189.物言いが好みじゃない
「ごちそうさまでした」
「あは、はっ、おそまつさま、でした」
えらくぴりぴりする味の精気をそこそこ吸って、代わりに俺の気を吹き込む。そうしてやってから解放すると、僧侶さんはだらしなく床にべたんと座り込んだまま答えた。
「お前の主は今からこの俺、コータだ。わかったな」
「はい、ご主人様あ。このサヴィア、ご主人様の下僕としてお仕えいたしますう」
ふーん、サヴィアっていうのか。この街サヴィッスって名前だったはずだけど、何かゆかりでもあるのかね。

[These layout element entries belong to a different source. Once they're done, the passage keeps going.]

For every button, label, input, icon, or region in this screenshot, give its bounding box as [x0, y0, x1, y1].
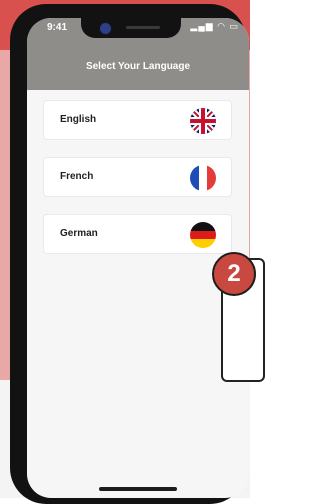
language-option-french[interactable]: French — [43, 157, 232, 197]
france-flag-icon — [190, 165, 216, 191]
language-label: French — [60, 171, 94, 182]
language-option-german[interactable]: German — [43, 214, 232, 254]
status-time: 9:41 — [47, 22, 68, 33]
step-number: 2 — [227, 260, 241, 287]
camera-icon — [98, 21, 113, 36]
phone-screen: 9:41 ▂▄▆ ◠ ▭ Select Your Language Englis… — [27, 18, 249, 498]
page-title: Select Your Language — [85, 60, 191, 72]
uk-flag-icon — [190, 108, 216, 134]
status-icons: ▂▄▆ ◠ ▭ — [190, 21, 239, 31]
header: Select Your Language — [27, 40, 249, 90]
language-list: English French German — [43, 100, 232, 271]
phone-frame: 9:41 ▂▄▆ ◠ ▭ Select Your Language Englis… — [10, 4, 249, 504]
germany-flag-icon — [190, 222, 216, 248]
language-option-english[interactable]: English — [43, 100, 232, 140]
speaker-icon — [126, 26, 160, 29]
home-indicator — [99, 487, 177, 491]
language-label: English — [60, 114, 97, 125]
language-label: German — [60, 228, 98, 239]
step-badge: 2 — [212, 252, 256, 296]
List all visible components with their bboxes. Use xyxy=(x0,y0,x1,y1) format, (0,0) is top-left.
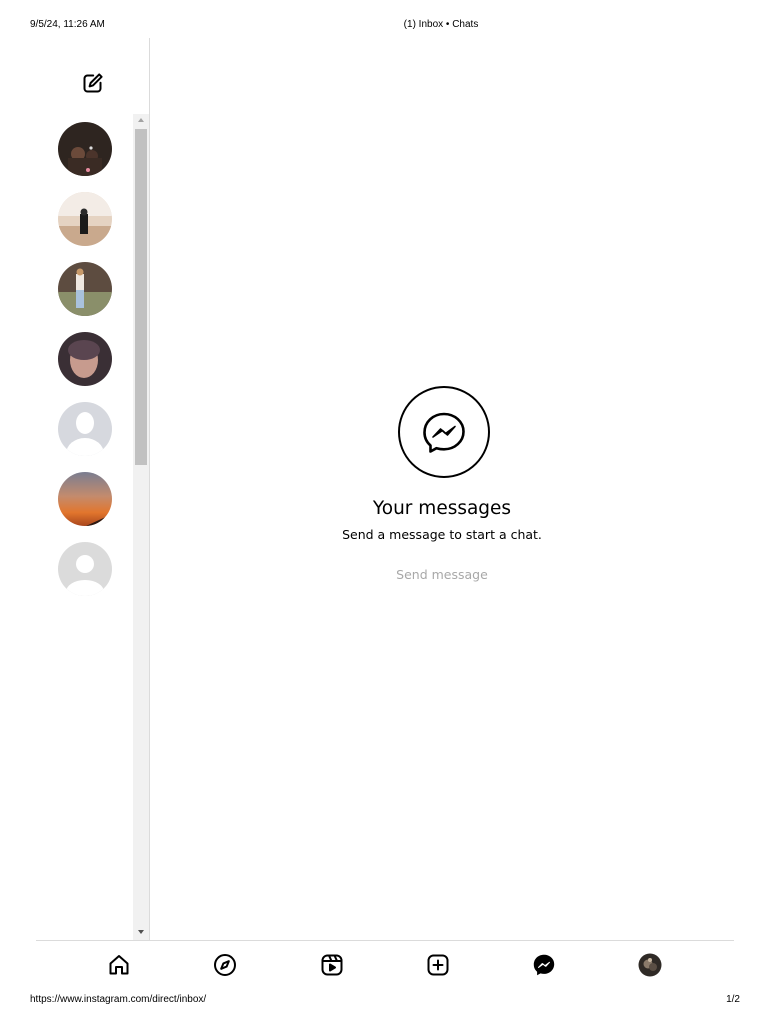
bottom-navigation xyxy=(36,940,734,990)
create-icon xyxy=(427,954,449,976)
conversation-avatar[interactable] xyxy=(58,542,112,596)
scroll-down-arrow-icon[interactable] xyxy=(138,930,144,934)
conversation-sidebar xyxy=(36,38,150,940)
conversation-avatar[interactable] xyxy=(58,472,112,526)
sidebar-scrollbar[interactable] xyxy=(133,114,149,940)
new-message-button[interactable] xyxy=(81,71,105,95)
conversation-avatar[interactable] xyxy=(58,192,112,246)
messenger-icon xyxy=(533,954,555,976)
scroll-up-arrow-icon[interactable] xyxy=(138,118,144,122)
send-message-button[interactable]: Send message xyxy=(151,567,733,582)
edit-square-icon xyxy=(83,73,103,93)
scrollbar-thumb[interactable] xyxy=(135,129,147,465)
print-page-title: (1) Inbox • Chats xyxy=(403,19,479,30)
empty-state-title: Your messages xyxy=(372,498,512,519)
profile-avatar xyxy=(638,953,662,977)
home-icon xyxy=(109,955,129,975)
nav-explore[interactable] xyxy=(213,953,237,977)
conversation-avatar[interactable] xyxy=(58,262,112,316)
conversation-list[interactable] xyxy=(36,114,149,940)
nav-create[interactable] xyxy=(426,953,450,977)
conversation-avatar[interactable] xyxy=(58,122,112,176)
chat-main-panel: Your messages Send a message to start a … xyxy=(151,38,733,940)
empty-state-subtitle: Send a message to start a chat. xyxy=(342,527,542,542)
conversation-avatar[interactable] xyxy=(58,402,112,456)
messenger-icon xyxy=(423,412,465,453)
messenger-circle xyxy=(398,386,490,478)
nav-reels[interactable] xyxy=(320,953,344,977)
nav-messages[interactable] xyxy=(532,953,556,977)
nav-profile[interactable] xyxy=(638,953,662,977)
print-url: https://www.instagram.com/direct/inbox/ xyxy=(30,994,207,1005)
print-page-number: 1/2 xyxy=(726,994,740,1005)
explore-icon xyxy=(214,954,236,976)
conversation-avatar[interactable] xyxy=(58,332,112,386)
reels-icon xyxy=(321,954,343,976)
nav-home[interactable] xyxy=(107,953,131,977)
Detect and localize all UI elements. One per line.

なんてことを考えていると、そのサヴィアが足元までにじり寄ってきた。こっちは外見ロリっ子なのに、その男に媚びるようなどろんとした目はどうかと思うぞ。てか、僧侶がそれって大丈夫か、こいつ。
「ご主人様。ジオレッタも下僕になさいます、よね?」
「ジオレッタ?」
「わたくしの同僚の僧侶ですわ。か、かわいらしい犬っころですのよ」
犬っころ。そうか、獣人の僧侶さん、犬獣人なのか。しっぽ短い種類なんだな、なるほど。
「もちろん、そのつもりだ」
「良かったですわあ。わたくしだけしていただくなんてそんなこと、不公平ですもの」
俺が頷くと、サヴィアはとっても嬉しそうに笑って足にすりすり。あ、へんたいだったらしい、このひと。

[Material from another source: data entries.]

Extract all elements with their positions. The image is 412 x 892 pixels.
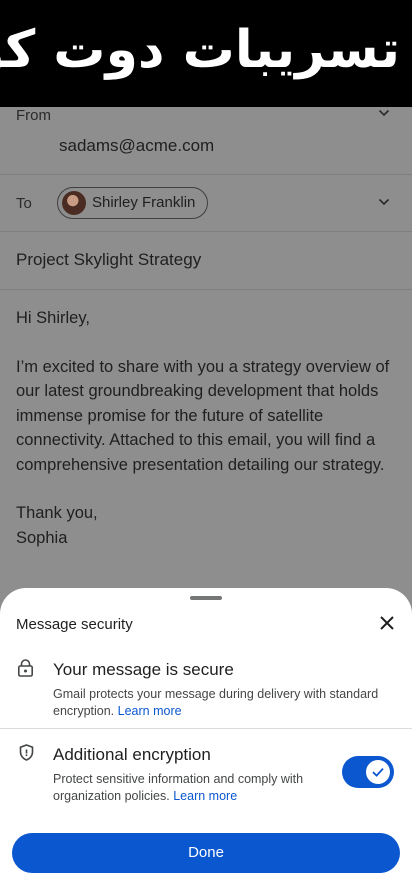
lock-icon: [17, 659, 33, 677]
chevron-down-icon[interactable]: [378, 196, 390, 208]
subject-field[interactable]: Project Skylight Strategy: [16, 250, 201, 270]
encryption-toggle[interactable]: [342, 756, 394, 788]
secure-description-text: Gmail protects your message during deliv…: [53, 687, 379, 718]
learn-more-link[interactable]: Learn more: [173, 789, 237, 803]
encryption-title: Additional encryption: [53, 745, 211, 764]
recipient-chip[interactable]: Shirley Franklin: [57, 187, 209, 219]
body-greeting: Hi Shirley,: [16, 309, 90, 327]
body-paragraph: I’m excited to share with you a strategy…: [16, 357, 390, 474]
message-body[interactable]: Hi Shirley, I’m excited to share with yo…: [16, 306, 396, 550]
shield-icon: [19, 744, 34, 761]
divider: [0, 728, 412, 729]
drag-handle[interactable]: [190, 596, 222, 600]
watermark-banner: تسريبات دوت كوم | تسريبات دوت كوم: [0, 0, 412, 107]
banner-text: تسريبات دوت كوم | تسريبات دوت كوم: [0, 20, 400, 80]
secure-description: Gmail protects your message during deliv…: [53, 686, 393, 720]
encryption-description: Protect sensitive information and comply…: [53, 771, 323, 805]
to-label: To: [16, 195, 32, 212]
chevron-down-icon[interactable]: [378, 107, 390, 119]
learn-more-link[interactable]: Learn more: [118, 704, 182, 718]
close-icon[interactable]: [378, 614, 396, 632]
recipient-name: Shirley Franklin: [92, 194, 196, 211]
avatar: [62, 191, 86, 215]
message-security-sheet: Message security Your message is secure …: [0, 588, 412, 892]
check-icon: [372, 767, 384, 777]
sheet-title: Message security: [16, 616, 133, 633]
body-signature: Sophia: [16, 528, 68, 547]
toggle-knob: [366, 760, 390, 784]
body-signoff: Thank you,: [16, 504, 98, 522]
from-label: From: [16, 107, 51, 124]
secure-title: Your message is secure: [53, 660, 234, 679]
from-address[interactable]: sadams@acme.com: [59, 136, 214, 156]
done-button[interactable]: Done: [12, 833, 400, 873]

しかし、どうも言葉の使い方が良くないな。一応突っ込んでおくか。
「ただ、同僚の僧侶を犬っころと呼ぶのはどうかな。獣人も等しく、お前たちの神の加護を受けているんだろ?」
「犬など、犬っころでかまいませんわあ」
「……ふうん」
断言しやがった。獣人とか差別してる系か、そりゃまあいるだろうけどさ。
しかしこいつ、目の前にいる俺の角に気づいていないわけでもなかろうに。アムレクとミンミカ、そして鳥人であるシーラもいるっていうのにな。
「かんでいいですか、コータちゃま」
「コータちゃま、ぼくもこいつ、ひっかいていいですか」
「アムレク、ミンミカ、落ち着け。シーラも、殺気を抑えろ」
「は。失礼いたしました」
案の定、当の三人は怒ってる。シーラなんか、既に剣の柄に手がかかってるしな。
でもまあ、昼間から僧侶相手に刃傷沙汰はまずい。めっちゃまずい。
外にはこいつの同僚さんのえーと、ジオレッタもいるし、多分他の観光客とかも来てる。そこで僧侶斬ったらとてつもなくまずすぎるんだって。

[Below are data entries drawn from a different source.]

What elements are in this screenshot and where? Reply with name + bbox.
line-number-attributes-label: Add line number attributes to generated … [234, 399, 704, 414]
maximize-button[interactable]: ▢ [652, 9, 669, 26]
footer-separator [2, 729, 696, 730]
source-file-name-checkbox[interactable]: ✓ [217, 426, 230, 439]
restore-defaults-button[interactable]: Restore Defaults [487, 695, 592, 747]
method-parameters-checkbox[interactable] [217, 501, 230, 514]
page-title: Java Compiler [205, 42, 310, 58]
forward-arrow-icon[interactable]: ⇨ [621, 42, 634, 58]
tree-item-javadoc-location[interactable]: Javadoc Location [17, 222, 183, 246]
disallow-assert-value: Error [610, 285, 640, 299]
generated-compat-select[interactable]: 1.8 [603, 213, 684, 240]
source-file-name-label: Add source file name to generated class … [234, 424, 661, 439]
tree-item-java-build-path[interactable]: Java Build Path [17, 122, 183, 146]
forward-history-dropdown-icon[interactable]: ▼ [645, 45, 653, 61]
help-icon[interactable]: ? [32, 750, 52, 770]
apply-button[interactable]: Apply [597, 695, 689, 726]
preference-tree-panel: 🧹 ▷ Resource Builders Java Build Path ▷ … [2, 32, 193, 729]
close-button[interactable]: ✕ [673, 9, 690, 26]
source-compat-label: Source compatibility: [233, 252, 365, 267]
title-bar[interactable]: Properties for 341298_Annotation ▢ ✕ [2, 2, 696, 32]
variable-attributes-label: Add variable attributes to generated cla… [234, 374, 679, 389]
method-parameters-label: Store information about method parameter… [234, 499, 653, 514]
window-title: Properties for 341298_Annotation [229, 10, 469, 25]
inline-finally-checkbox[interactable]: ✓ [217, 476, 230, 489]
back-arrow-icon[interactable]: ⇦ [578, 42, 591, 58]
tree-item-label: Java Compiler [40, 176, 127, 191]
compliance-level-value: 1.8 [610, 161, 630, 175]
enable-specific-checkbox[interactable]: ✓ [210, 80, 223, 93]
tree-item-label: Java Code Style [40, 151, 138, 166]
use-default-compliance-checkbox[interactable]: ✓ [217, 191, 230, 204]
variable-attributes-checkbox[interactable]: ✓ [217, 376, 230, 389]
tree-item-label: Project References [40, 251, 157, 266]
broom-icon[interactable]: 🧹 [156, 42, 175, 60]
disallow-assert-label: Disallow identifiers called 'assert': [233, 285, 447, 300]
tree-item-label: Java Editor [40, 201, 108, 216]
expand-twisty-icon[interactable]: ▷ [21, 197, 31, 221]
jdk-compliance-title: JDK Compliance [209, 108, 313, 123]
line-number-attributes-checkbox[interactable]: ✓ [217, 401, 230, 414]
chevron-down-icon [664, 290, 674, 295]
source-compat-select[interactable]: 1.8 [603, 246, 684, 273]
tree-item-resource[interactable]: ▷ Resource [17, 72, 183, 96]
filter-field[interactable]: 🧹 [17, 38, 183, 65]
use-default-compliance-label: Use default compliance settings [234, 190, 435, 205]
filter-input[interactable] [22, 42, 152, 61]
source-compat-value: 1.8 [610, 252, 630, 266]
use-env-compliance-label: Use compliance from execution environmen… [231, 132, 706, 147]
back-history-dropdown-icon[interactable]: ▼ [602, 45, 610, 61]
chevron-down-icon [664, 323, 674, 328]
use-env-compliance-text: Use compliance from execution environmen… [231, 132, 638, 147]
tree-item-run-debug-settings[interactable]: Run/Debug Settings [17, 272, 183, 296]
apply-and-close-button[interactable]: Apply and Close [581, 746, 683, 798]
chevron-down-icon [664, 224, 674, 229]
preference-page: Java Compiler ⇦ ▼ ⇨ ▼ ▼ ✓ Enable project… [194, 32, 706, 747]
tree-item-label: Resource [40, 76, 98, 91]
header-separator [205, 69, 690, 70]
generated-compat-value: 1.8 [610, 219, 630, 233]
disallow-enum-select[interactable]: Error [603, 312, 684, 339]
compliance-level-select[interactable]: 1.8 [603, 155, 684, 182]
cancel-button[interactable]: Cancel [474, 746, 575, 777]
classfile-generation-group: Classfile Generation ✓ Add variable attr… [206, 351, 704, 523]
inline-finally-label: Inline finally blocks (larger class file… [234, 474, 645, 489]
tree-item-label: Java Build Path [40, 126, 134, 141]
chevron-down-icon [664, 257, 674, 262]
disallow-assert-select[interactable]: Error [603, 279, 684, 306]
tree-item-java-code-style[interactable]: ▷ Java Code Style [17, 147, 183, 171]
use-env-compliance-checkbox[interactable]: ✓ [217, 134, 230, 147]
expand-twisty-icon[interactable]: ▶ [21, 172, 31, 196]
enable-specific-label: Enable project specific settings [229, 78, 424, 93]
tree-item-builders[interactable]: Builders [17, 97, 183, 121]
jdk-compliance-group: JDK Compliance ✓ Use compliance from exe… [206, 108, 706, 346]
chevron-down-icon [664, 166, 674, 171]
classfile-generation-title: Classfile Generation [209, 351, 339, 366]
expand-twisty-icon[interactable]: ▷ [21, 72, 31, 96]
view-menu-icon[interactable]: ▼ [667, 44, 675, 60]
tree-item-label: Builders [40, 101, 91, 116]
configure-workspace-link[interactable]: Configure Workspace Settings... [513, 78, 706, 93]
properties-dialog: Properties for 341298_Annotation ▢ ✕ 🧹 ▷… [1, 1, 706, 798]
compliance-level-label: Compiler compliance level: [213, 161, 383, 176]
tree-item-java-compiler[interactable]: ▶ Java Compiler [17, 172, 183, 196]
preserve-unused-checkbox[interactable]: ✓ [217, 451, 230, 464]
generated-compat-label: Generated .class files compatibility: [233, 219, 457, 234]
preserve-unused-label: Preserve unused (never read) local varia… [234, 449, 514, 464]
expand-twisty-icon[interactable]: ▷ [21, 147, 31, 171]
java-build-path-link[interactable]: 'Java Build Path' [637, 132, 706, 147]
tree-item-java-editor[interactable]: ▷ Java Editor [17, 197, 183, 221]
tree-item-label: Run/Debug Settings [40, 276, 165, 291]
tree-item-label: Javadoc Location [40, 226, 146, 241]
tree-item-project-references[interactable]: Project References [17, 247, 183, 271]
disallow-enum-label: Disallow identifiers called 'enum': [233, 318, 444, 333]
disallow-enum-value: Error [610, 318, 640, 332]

「今しばき倒したら、俺たちが怪しい連中だってバレちまうだろうが」
「……そう、ですね」
おずおずと、シーラが剣から手を離す。うん、それでひとまずは大丈夫だと思う。ウサギ兄妹も、引っ掻いたり噛んだりしたい気持ちはわかるけどな。
「ですが、このまま放っておきますの?」
「今はな」
ファルンが首を傾げながら、サヴィアをものすごーく白い目で見下ろしている。うわあ、仕草だけ見りゃ可愛いのに視線がえげつない。それに気づかず俺の足元でえ、え、と不思議そうにキョロキョロしているサヴィアも大概だけどな。
いやもう、引っ掻いたり噛んだり斬ったりするだけじゃ収まらないわ。ちょっと、エグいやり口を考えてやろう。
「俺たちが街を出るまでは、普通の僧侶として働け。その後の指示は、出るときに与えてやる」
「はい、ありがとうございます」
なので、ひとまずは今のままでいてもらうことにする。どうせ俺の正体がバレるにしても、少しでも時間を稼いでおきたいし。
「……いかがなさるおつもりですか」
「痛い目を見てもらうのと、時間稼ぎをできる方法を考えるさ」
「承知しました」
カーライルにひそりとささやくと、彼は納得した様子で表情を崩した。ついでに足元にいたサヴィアを俺から引き離すのを忘れずに、ずるずると。